As I understand it, Pantheism (just to contrast it with Panentheism) is the belief that material reality is God. (Maybe a bit like Einstein - who didn’t believe in any personal God that would listen to your prayers, but believed in the cosmos and the collection of rules governing it as being the “God” of everything.) Most mainline Christians write off pantheism as beyond the pale - as far as orthodox Christian belief would see it.

But Panentheism sees God both in everything (just as the pantheist also does), but also as transcendent (beyond and independently of this material cosmos) as well. So it’s a bigger God. Instead of material reality being God (pantheist), material reality is now a subset of God - a part of God, if you will. That’s the Panentheist.

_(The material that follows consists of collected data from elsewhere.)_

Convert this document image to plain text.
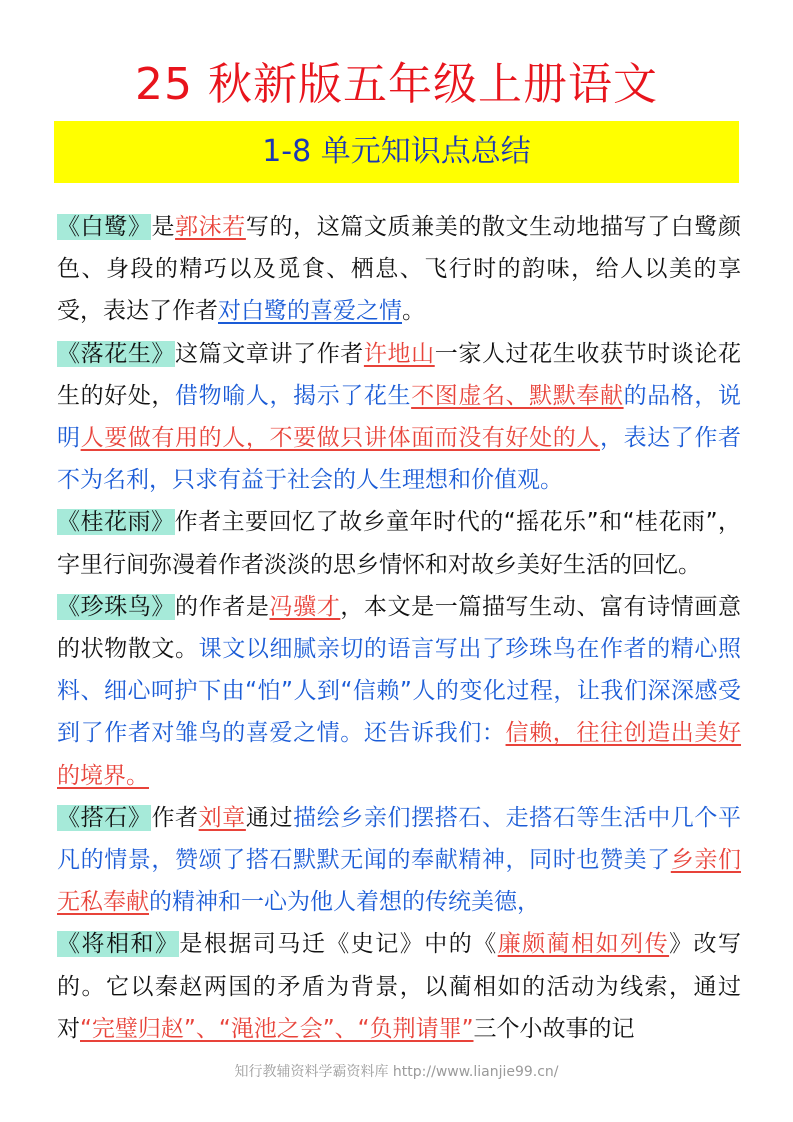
25 秋新版五年级上册语文
1-8 单元知识点总结

《白鹭》是郭沫若写的，这篇文质兼美的散文生动地描写了白鹭颜色、身段的精巧以及觅食、栖息、飞行时的韵味，给人以美的享受，表达了作者对白鹭的喜爱之情。

《落花生》这篇文章讲了作者许地山一家人过花生收获节时谈论花生的好处，借物喻人，揭示了花生不图虚名、默默奉献的品格，说明人要做有用的人，不要做只讲体面而没有好处的人，表达了作者不为名利，只求有益于社会的人生理想和价值观。

《桂花雨》作者主要回忆了故乡童年时代的“摇花乐”和“桂花雨”，字里行间弥漫着作者淡淡的思乡情怀和对故乡美好生活的回忆。

《珍珠鸟》的作者是冯骥才，本文是一篇描写生动、富有诗情画意的状物散文。课文以细腻亲切的语言写出了珍珠鸟在作者的精心照料、细心呵护下由“怕”人到“信赖”人的变化过程，让我们深深感受到了作者对雏鸟的喜爱之情。还告诉我们：信赖，往往创造出美好的境界。

《搭石》作者刘章通过描绘乡亲们摆搭石、走搭石等生活中几个平凡的情景，赞颂了搭石默默无闻的奉献精神，同时也赞美了乡亲们无私奉献的精神和一心为他人着想的传统美德，

《将相和》是根据司马迁《史记》中的《廉颇蔺相如列传》改写的。它以秦赵两国的矛盾为背景，以蔺相如的活动为线索，通过对“完璧归赵”、“渑池之会”、“负荆请罪”三个小故事的记

知行教辅资料学霸资料库 http://www.lianjie99.cn/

The latter one seems to be accepted as a more respectable option by some Christians because it can resonate with the scriptural message of an omnipresent God. You can’t go anywhere where God is not. People can be left to quibble (and “quibble” they will) over the terminology of just what it means to say God is present vs. this or that thing being a part of God. Recognizing a “universal Christ” seems to be a trendy thing right now among some - and rejecting that universality just as hotly trendy among the opponents of it.

2 Likes

Thanks for breaking it down. The idea that consciousness might somehow be co-basic with the material world is a pretty new possibility I’ve been considering. I’d have to get a whole lot more comfortable with that idea before I could take seriously the idea that every instantiation of consciousness was simultaneously plugged into one universal consciousness-central. Not saying that couldn’t be the case but it seems pretty far out there to me, and frankly way more than is needed to make sense of our own experience. I would never cite Occam’s razor as in an argument intended to be persuasive for others but this is an instance of when that seems to tip the balance for me at least.